Parametrizing the total orders on a real vector space The following question appears trivial, but it's outside my limited experience so I'd appreciate a little feedback.
A total order on a real vector space $V$ is a total ordering on its vectors which is invariant under translation and positive scalar multiples, i.e. a transitive relation $<$ on $V$ such that


*

*If $v, w \in V$ with $v \neq w$, then either $v < w$ or $w > v$

*If $v, w, u \in V$ with $v < w$, then $v + u < w + u$.

*If $v, w \in V$ with $v < w$ and $c > 0$ then $cv < cw$.


If $>$ is a total order on $V$ and $0 \neq v \in V$, then if $v > 0$ we must have $0 > -v$ by translation invariance, and symmetrically, so for every nonzero $v$ we have precisely one of $v > 0$ or $-v > 0$.
Consider the following argument:
Suppose $>$ is a total order on an $n$-dimensional real vector space $V$.  Equip $V$ with an arbitrary inner product $(-,-)$.  For each $v$ either $v > 0$ or $-v > 0$, so there is some hyperplane in $V$ which has positive elements on one side and negative elements on the other.  There are two unit normals to this hyperplane, one positive and one negative.  Let $v_1$ indicate the positive one.  Apply this same procedure to the hyperplane itself to get $v_2$, and continue.  When this procedure terminates, we're left with a uniquely-determined orthonormal basis for $V$.  On the other hand, if we are given an orthonormal basis for $V$, taking the lexicographic ordering on $V$ with respect to this basis inverts this construction.  Consequently, the total orders on $V$ are parametrized by the Stiefel manifold $V_n(V, (-,-))$.
Questions:


*

*Does this work?  Something about taking an arbitrary inner product makes me feel a little uneasy here, but I can't see anything actually wrong with the proof, except that I am a little unsure as to how to cleanly show that the fact that $v > 0$ or $-v > 0$ implies there is a hyperplane with only positive vectors on one side and only negative vectors on the other.  Further, it doesn't help that Google doesn't seem to turn up any reference to this fact, which seems like it should be a natural thing to remark on were it true.

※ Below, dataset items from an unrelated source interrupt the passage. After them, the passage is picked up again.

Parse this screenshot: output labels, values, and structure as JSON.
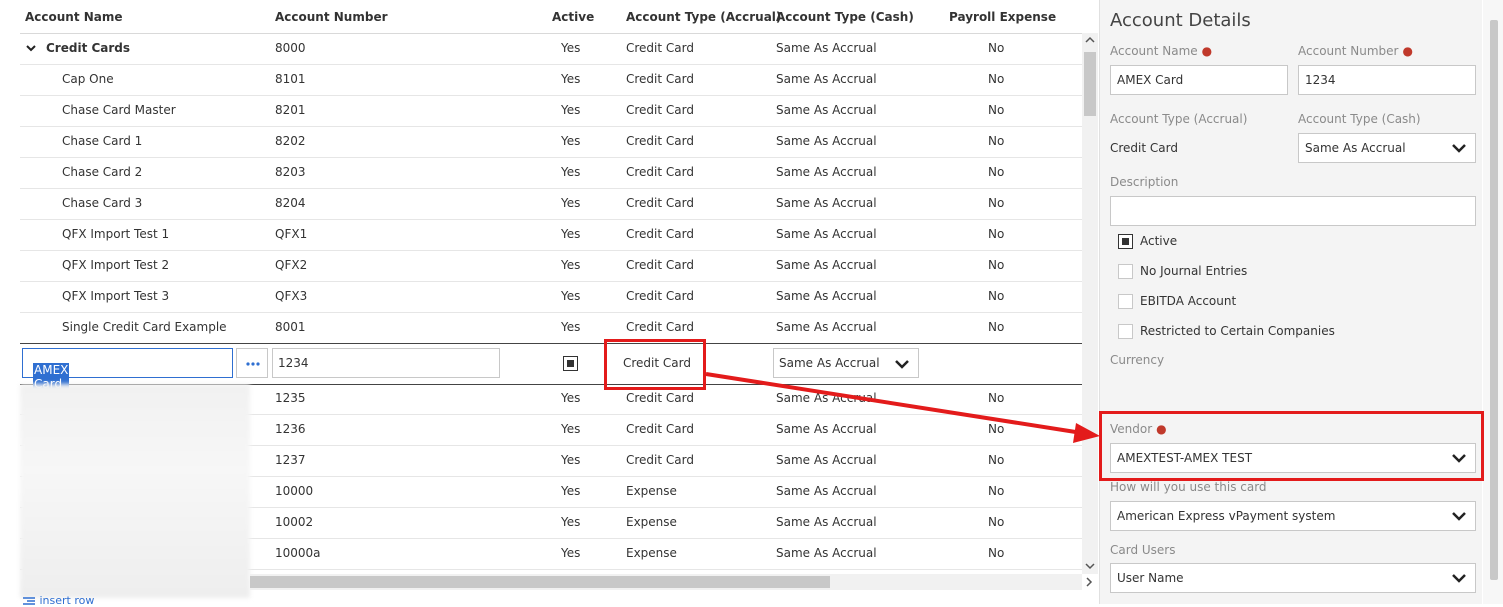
{
  "grid": {
    "headers": {
      "name": "Account Name",
      "number": "Account Number",
      "active": "Active",
      "accrual": "Account Type (Accrual)",
      "cash": "Account Type (Cash)",
      "payroll": "Payroll Expense"
    },
    "group": {
      "name": "Credit Cards",
      "number": "8000",
      "active": "Yes",
      "accrual": "Credit Card",
      "cash": "Same As Accrual",
      "payroll": "No"
    },
    "rows": [
      {
        "name": "Cap One",
        "number": "8101",
        "active": "Yes",
        "accrual": "Credit Card",
        "cash": "Same As Accrual",
        "payroll": "No"
      },
      {
        "name": "Chase Card Master",
        "number": "8201",
        "active": "Yes",
        "accrual": "Credit Card",
        "cash": "Same As Accrual",
        "payroll": "No"
      },
      {
        "name": "Chase Card 1",
        "number": "8202",
        "active": "Yes",
        "accrual": "Credit Card",
        "cash": "Same As Accrual",
        "payroll": "No"
      },
      {
        "name": "Chase Card 2",
        "number": "8203",
        "active": "Yes",
        "accrual": "Credit Card",
        "cash": "Same As Accrual",
        "payroll": "No"
      },
      {
        "name": "Chase Card 3",
        "number": "8204",
        "active": "Yes",
        "accrual": "Credit Card",
        "cash": "Same As Accrual",
        "payroll": "No"
      },
      {
        "name": "QFX Import Test 1",
        "number": "QFX1",
        "active": "Yes",
        "accrual": "Credit Card",
        "cash": "Same As Accrual",
        "payroll": "No"
      },
      {
        "name": "QFX Import Test 2",
        "number": "QFX2",
        "active": "Yes",
        "accrual": "Credit Card",
        "cash": "Same As Accrual",
        "payroll": "No"
      },
      {
        "name": "QFX Import Test 3",
        "number": "QFX3",
        "active": "Yes",
        "accrual": "Credit Card",
        "cash": "Same As Accrual",
        "payroll": "No"
      },
      {
        "name": "Single Credit Card Example",
        "number": "8001",
        "active": "Yes",
        "accrual": "Credit Card",
        "cash": "Same As Accrual",
        "payroll": "No"
      }
    ],
    "edit_row": {
      "name": "AMEX Card",
      "number": "1234",
      "accrual": "Credit Card",
      "cash": "Same As Accrual"
    },
    "lower_rows": [
      {
        "name": "",
        "number": "1235",
        "active": "Yes",
        "accrual": "Credit Card",
        "cash": "Same As Accrual",
        "payroll": "No"
      },
      {
        "name": "",
        "number": "1236",
        "active": "Yes",
        "accrual": "Credit Card",
        "cash": "Same As Accrual",
        "payroll": "No"
      },
      {
        "name": "",
        "number": "1237",
        "active": "Yes",
        "accrual": "Credit Card",
        "cash": "Same As Accrual",
        "payroll": "No"
      },
      {
        "name": "",
        "number": "10000",
        "active": "Yes",
        "accrual": "Expense",
        "cash": "Same As Accrual",
        "payroll": "No"
      },
      {
        "name": "",
        "number": "10002",
        "active": "Yes",
        "accrual": "Expense",
        "cash": "Same As Accrual",
        "payroll": "No"
      },
      {
        "name": "",
        "number": "10000a",
        "active": "Yes",
        "accrual": "Expense",
        "cash": "Same As Accrual",
        "payroll": "No"
      }
    ],
    "insert_row_label": "insert row"
  },
  "panel": {
    "title": "Account Details",
    "account_name_label": "Account Name",
    "account_name_value": "AMEX Card",
    "account_number_label": "Account Number",
    "account_number_value": "1234",
    "accrual_label": "Account Type (Accrual)",
    "accrual_value": "Credit Card",
    "cash_label": "Account Type (Cash)",
    "cash_value": "Same As Accrual",
    "description_label": "Description",
    "description_value": "",
    "checkboxes": [
      {
        "label": "Active",
        "checked": true
      },
      {
        "label": "No Journal Entries",
        "checked": false
      },
      {
        "label": "EBITDA Account",
        "checked": false
      },
      {
        "label": "Restricted to Certain Companies",
        "checked": false
      }
    ],
    "currency_label": "Currency",
    "vendor_label": "Vendor",
    "vendor_value": "AMEXTEST-AMEX TEST",
    "usage_label": "How will you use this card",
    "usage_value": "American Express vPayment system",
    "card_users_label": "Card Users",
    "card_users_value": "User Name"
  },
  "colors": {
    "annotation": "#e31b1b",
    "selection": "#2f6fd1",
    "required": "#c0392b"
  }
}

*The only reason I have to use the inner product is to specify orientation.  There doesn't seem to be a similarly clean way of doing something like this using a flag manifold -- you'd have to specify an arbitrary positive vector at each step, rather than having one uniquely determined for you.  Is there a nice way of dealing with orientation without explicitly dealing with angles?

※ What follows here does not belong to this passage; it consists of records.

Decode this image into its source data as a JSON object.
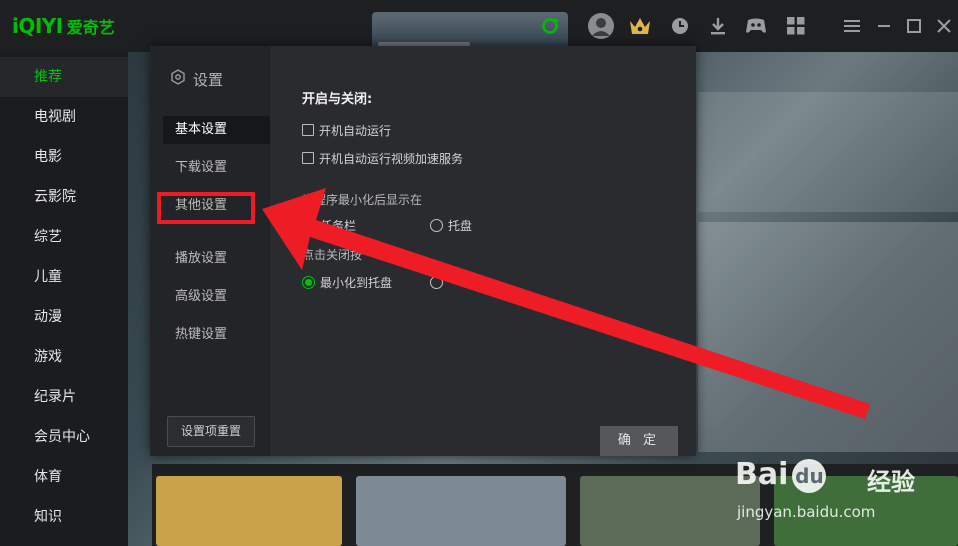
{
  "app": {
    "logo_mark": "iQIYI",
    "logo_cn": "爱奇艺"
  },
  "topbar": {
    "icons": [
      "vip-crown-icon",
      "history-icon",
      "download-icon",
      "game-controller-icon",
      "apps-grid-icon",
      "menu-icon",
      "minimize-icon",
      "maximize-icon",
      "close-icon"
    ],
    "accent": "#00be06"
  },
  "nav": {
    "items": [
      {
        "label": "推荐"
      },
      {
        "label": "电视剧"
      },
      {
        "label": "电影"
      },
      {
        "label": "云影院"
      },
      {
        "label": "综艺"
      },
      {
        "label": "儿童"
      },
      {
        "label": "动漫"
      },
      {
        "label": "游戏"
      },
      {
        "label": "纪录片"
      },
      {
        "label": "会员中心"
      },
      {
        "label": "体育"
      },
      {
        "label": "知识"
      }
    ],
    "active_index": 0
  },
  "settings": {
    "title": "设置",
    "side": [
      {
        "label": "基本设置"
      },
      {
        "label": "下载设置"
      },
      {
        "label": "其他设置"
      },
      {
        "label": "播放设置"
      },
      {
        "label": "高级设置"
      },
      {
        "label": "热键设置"
      }
    ],
    "active_index": 0,
    "reset_label": "设置项重置",
    "section_title": "开启与关闭:",
    "checkboxes": [
      {
        "label": "开机自动运行",
        "checked": false
      },
      {
        "label": "开机自动运行视频加速服务",
        "checked": false
      }
    ],
    "minimize_group": {
      "label": "当程序最小化后显示在",
      "options": [
        {
          "label": "任务栏",
          "selected": true
        },
        {
          "label": "托盘",
          "selected": false
        }
      ]
    },
    "close_group": {
      "label": "点击关闭按",
      "options": [
        {
          "label": "最小化到托盘",
          "selected": true
        },
        {
          "label": "",
          "selected": false
        }
      ]
    },
    "ok_label": "确 定"
  },
  "annotation": {
    "color": "#ee1c24",
    "target": "其他设置"
  },
  "watermark": {
    "brand": "Bai",
    "paw": "du",
    "cn": "经验",
    "url": "jingyan.baidu.com"
  }
}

*Is there a book I could read that make questions like this appear trivial once I'd finished?


Thanks in advance!
 A: Let $P$ be the positive cone, and let $N = -P$. Clearly $P$ and $N$ are disjoint convex sets in V. If $C$ is a convex set, its relative interior is its interior relative to its affine hull. Both $P$ and $N$ have $V$ as affine hull, so their relative interiors are their interiors in $V$. Obviously these are disjoint, so the existence of your hyperplane follows from the finite-dimensional separating hyperplane theorem (Theorem 11 of these notes):

Two non-empty convex sets in $\mathbb{R}^n$ can be properly separated by a hyperplane if and only if their relative interiors are disjoint.

(Properly separated is defined early in the notes and is what you need. Relative interiors of convex sets are discussed briefly in Appendix B of the notes.)
It seems to me that as long as you’re looking only at finite-dimensional real vector spaces, you might as well be looking at $\mathbb{R}^n$ and using the usual inner product to define the hyperplane. So far as I can, there’s then no problem with your recursive construction of an orthonormal basis $B$ such that $<$ is the lexicographic order on the coordinate $n$-tuples relative to $B$. 
This is all pretty far from any of my usual mathematical haunts, so I can’t direct you to any books that I know to be useful; the notes that I found have references to a couple of books on convex analysis that might be helpful.